The museum founders that we tracked down and interviewed covered a huge range people from all walks of life. They included a miner (Blaenavon Community Museum), teachers (Nidderdale Museum, Little Chester Heritage Centre), managing directors (British Commercial Vehicle Museum), artists (National Waterways Museum), a Colonel (Adjutant General Corps Museum), a security guard (Micro Museum), a Scottish Lord (Museum of the Isles) and much to my surprise, and somehow I didn’t figure this out until after the interview, Nigel Farage’s father, a stockbroker (Kent and Sharpshooters Yeomanry Museum).

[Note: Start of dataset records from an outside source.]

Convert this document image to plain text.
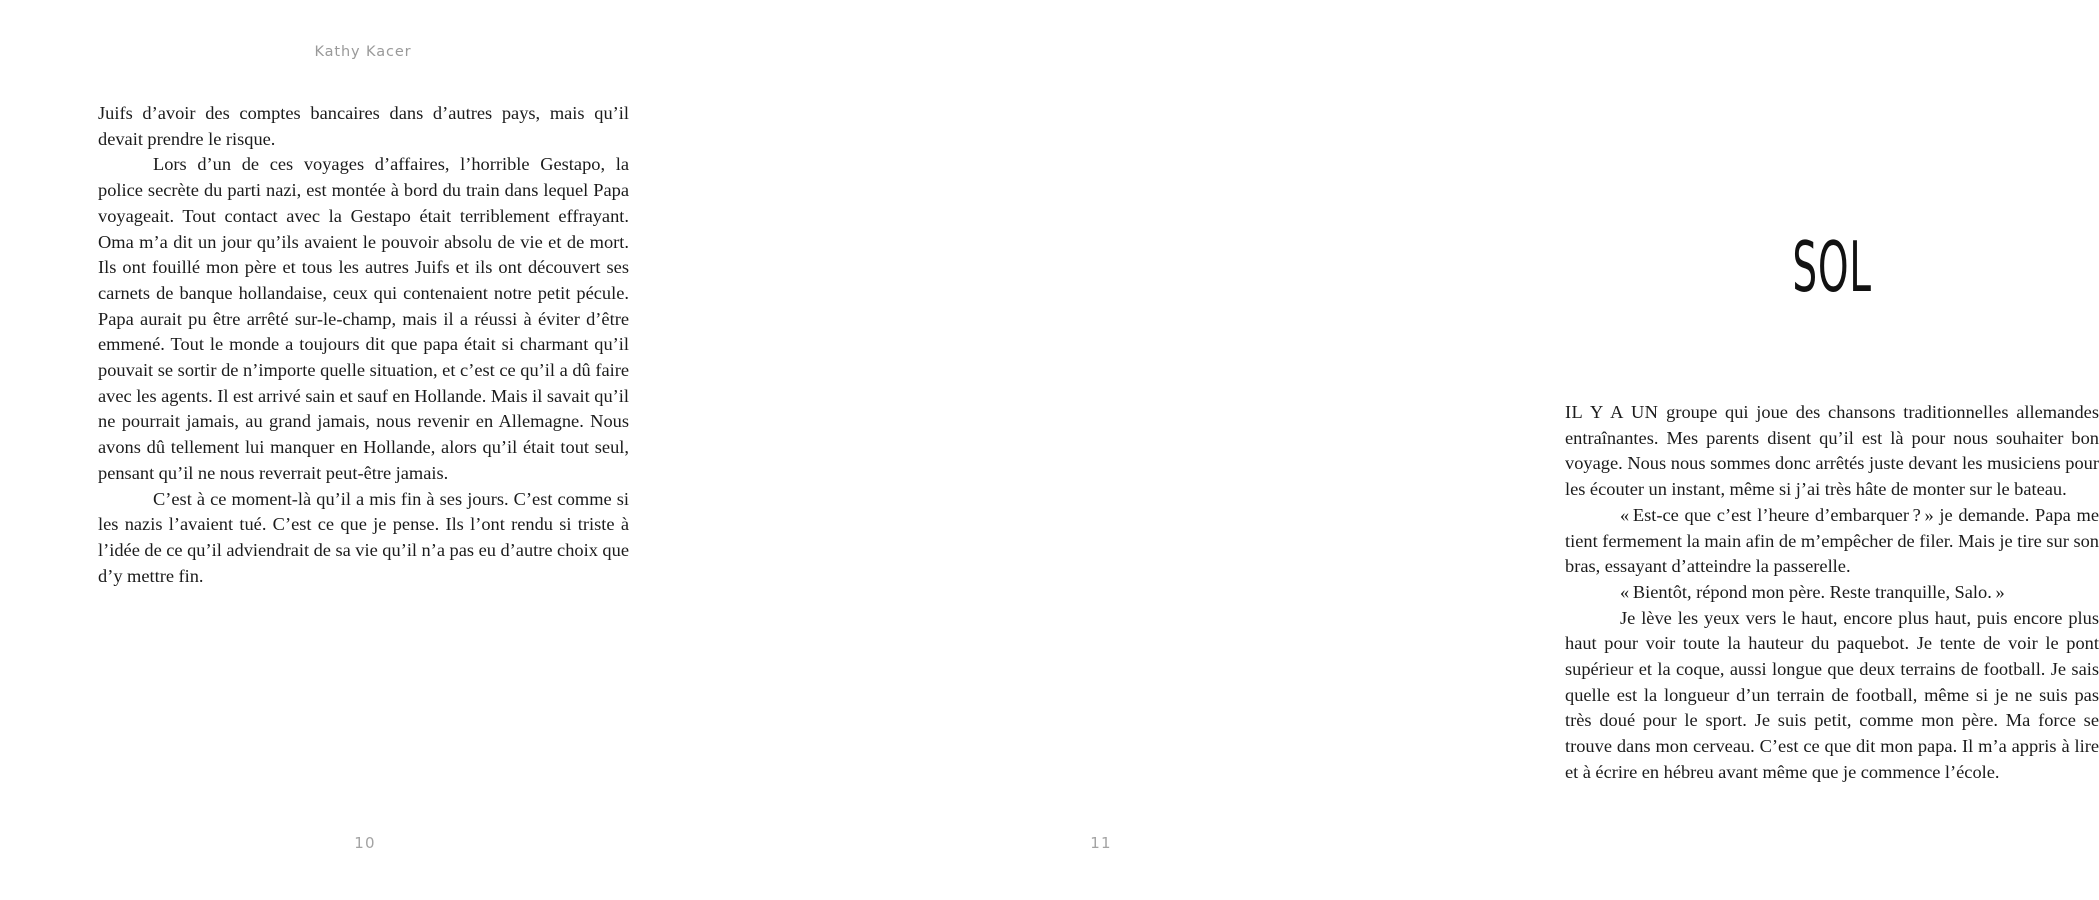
Kathy Kacer

Juifs d’avoir des comptes bancaires dans d’autres pays, mais qu’il devait prendre le risque.

Lors d’un de ces voyages d’affaires, l’horrible Gestapo, la police secrète du parti nazi, est montée à bord du train dans lequel Papa voyageait. Tout contact avec la Gestapo était terriblement effrayant. Oma m’a dit un jour qu’ils avaient le pouvoir absolu de vie et de mort. Ils ont fouillé mon père et tous les autres Juifs et ils ont découvert ses carnets de banque hollandaise, ceux qui contenaient notre petit pécule. Papa aurait pu être arrêté sur-le-champ, mais il a réussi à éviter d’être emmené. Tout le monde a toujours dit que papa était si charmant qu’il pouvait se sortir de n’importe quelle situation, et c’est ce qu’il a dû faire avec les agents. Il est arrivé sain et sauf en Hollande. Mais il savait qu’il ne pourrait jamais, au grand jamais, nous revenir en Allemagne. Nous avons dû tellement lui manquer en Hollande, alors qu’il était tout seul, pensant qu’il ne nous reverrait peut-être jamais.

C’est à ce moment-là qu’il a mis fin à ses jours. C’est comme si les nazis l’avaient tué. C’est ce que je pense. Ils l’ont rendu si triste à l’idée de ce qu’il adviendrait de sa vie qu’il n’a pas eu d’autre choix que d’y mettre fin.

10
SOL

IL Y A UN groupe qui joue des chansons traditionnelles allemandes entraînantes. Mes parents disent qu’il est là pour nous souhaiter bon voyage. Nous nous sommes donc arrêtés juste devant les musiciens pour les écouter un instant, même si j’ai très hâte de monter sur le bateau.

« Est-ce que c’est l’heure d’embarquer ? » je demande. Papa me tient fermement la main afin de m’empêcher de filer. Mais je tire sur son bras, essayant d’atteindre la passerelle.

« Bientôt, répond mon père. Reste tranquille, Salo. »

Je lève les yeux vers le haut, encore plus haut, puis encore plus haut pour voir toute la hauteur du paquebot. Je tente de voir le pont supérieur et la coque, aussi longue que deux terrains de football. Je sais quelle est la longueur d’un terrain de football, même si je ne suis pas très doué pour le sport. Je suis petit, comme mon père. Ma force se trouve dans mon cerveau. C’est ce que dit mon papa. Il m’a appris à lire et à écrire en hébreu avant même que je commence l’école.

11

So how do you find a founder of a museum, sometimes years or even decades after they have left or retired? The starting point for me – and the thing that made the task much easier than expected – was the Mapping Museums project database (this will be freely available to the public online next year). After a bit of experimentation, it soon became easy to view the museum distribution on a map and run off lists of them in a certain area, topic or geo-demographic neighbourhood. These were the main attributes we used to ensure that we spoke to a good range of museums across the UK.
For example, when looking for military museums in Lincolnshire (an easy search on our database, selecting area and topic), there were more than a dozen that looked promising. I downloaded the data into an Excel spreadsheet so I could sort them by attributes – this meant I could try and get a spread of opening dates across the period (1960 to present) and check their size and governance.
This gave me my shortlist; now the time-consuming part began – trying to identify the founder(s), figure out if they were still alive and if they were, attempt to get their contact details.
Calling and emailing the museum was the next step – but surprisingly this was not always fruitful. Smaller museums are often open seasonally on a couple of days a week, so timing the approach was essential. Even then existing staff (or more commonly volunteers) might have started work long the founder had left the scene. At more recently established museums the founder was usually still involved, and colleagues were usually happy to make the introduction. I always offered to share the eventual interview transcript with the interviewee and the museum, so they could have something for their help which might contribute to their institutional archive.
Inevitably many prospective emails and answerphone messages went unanswered. Then the internet was invaluable– searching current (or old, using web.archive.org) museum websites; online annual reports, the Charity Commission register, newsletters, local press coverage and even obituaries to help piece things together. Usually I could find a name, personal email address or direct phone number of someone involved, gleaned from an old press release or an old appeal for volunteers.
The sixty-year period we were dealing with on the Mapping Museum project also meant that many founders had died. This made it much more difficult to find interviewees that set up museums in the 1960s and 70s; mining industrial museums could also be tricky, perhaps due to the diseases relating to the industry concerned. In these situations co-founders, colleagues or curators that had been involved in the early years could sometimes be found instead.
One thing that surprised me was that few museums had a personal written account, or interview recording with the founder(s). Occasionally an article, booklet or press interview would cover something of the founding story, and some museums have excellent organisational histories on their websites. But detailed founding accounts of small museums are rare and recorded interviews with museum founders even rarer.
Once a founder has died, we are left with minutes of early meetings, press cuttings and whatever can be gleaned from the memories of those that experienced the earliest years, if they can be found. I hope this project will encourage staff and founders of independent museums to spend an afternoon recording (or writing) an account of how the museum came about, covering some of the key decisions and turning points in its development. Records like this can really help new staff and volunteers appreciate what they have inherited and help explain the context of the museum to the public.